33. Vahşet!

231 56 23
                                    

Oy vermeyi
unutmayın canlar ✨

🍂🍂
🌼

Kahvehaneye doğru uzanan ve yer yer parlayan çamurlu yol, açılıp kapanan bulutlar ve hafif hafif çiseleyen yağmurda yürüyen ancak öfkeden bir boğayı andıran esmer adam, ulaşması gereken yere doğru ayaklarını ilerletiyordu.

Onun bu halini gören Ahmet bey'de esmer adamın peşinden gitmek zorunda kaldı. Herhangi yanlış bir ihtimale karşı engel olurum diyordu lakin yakınına da yaklaşmaya korkuyordu.

Sahi Reşit beyler neden ortalıkta gözükmüyordu ki?

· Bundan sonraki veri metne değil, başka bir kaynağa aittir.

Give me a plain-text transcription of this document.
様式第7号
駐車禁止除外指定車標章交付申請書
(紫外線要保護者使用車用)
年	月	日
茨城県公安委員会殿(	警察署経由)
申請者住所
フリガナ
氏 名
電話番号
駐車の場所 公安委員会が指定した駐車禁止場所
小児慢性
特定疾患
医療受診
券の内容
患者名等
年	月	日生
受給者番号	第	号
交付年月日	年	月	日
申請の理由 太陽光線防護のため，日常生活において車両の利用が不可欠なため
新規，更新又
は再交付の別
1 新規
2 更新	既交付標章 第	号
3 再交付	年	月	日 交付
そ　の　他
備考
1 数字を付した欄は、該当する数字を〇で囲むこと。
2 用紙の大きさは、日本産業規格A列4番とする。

Tamam yağmur yağıyordu ama köy yerinde hep erken kalkılırdı. Erkekler ise evde herhangi bir işi yoksa yağmur dinlemez mutlaka kahvehanede soluğu alırlardı. Belki de Samet'e yaptıklarından dolayı pişman olmuşlardı. Yada Osman tehlikesine karşı gard alıyorlardı bu şekil...

Osman katil olmaya müsait adımlar ata ata yürürken ilk defa kendinden korkar oldu. Çünkü sorguya yer bırakmayacak tüfeği alınlarına çatacaktı. Yıllarca abi dediği, sohbet ettiği adam sevdiği adama olmadık işkencelerin fitilini ateşlemişti.

Üzerine yağmur yağarken ellerini ıslak saçlarına götürüp geriye attı. Kirpiklerinden yanaklarına doğru yağmur suları akarken, ağzından ölümün nefesini alıp veriyordu. Savaştan önce bir kan dökecekti. Yemin etmişti bir kere. Yemininden dönen namusuz olsun diye küfür de etmişti kendine.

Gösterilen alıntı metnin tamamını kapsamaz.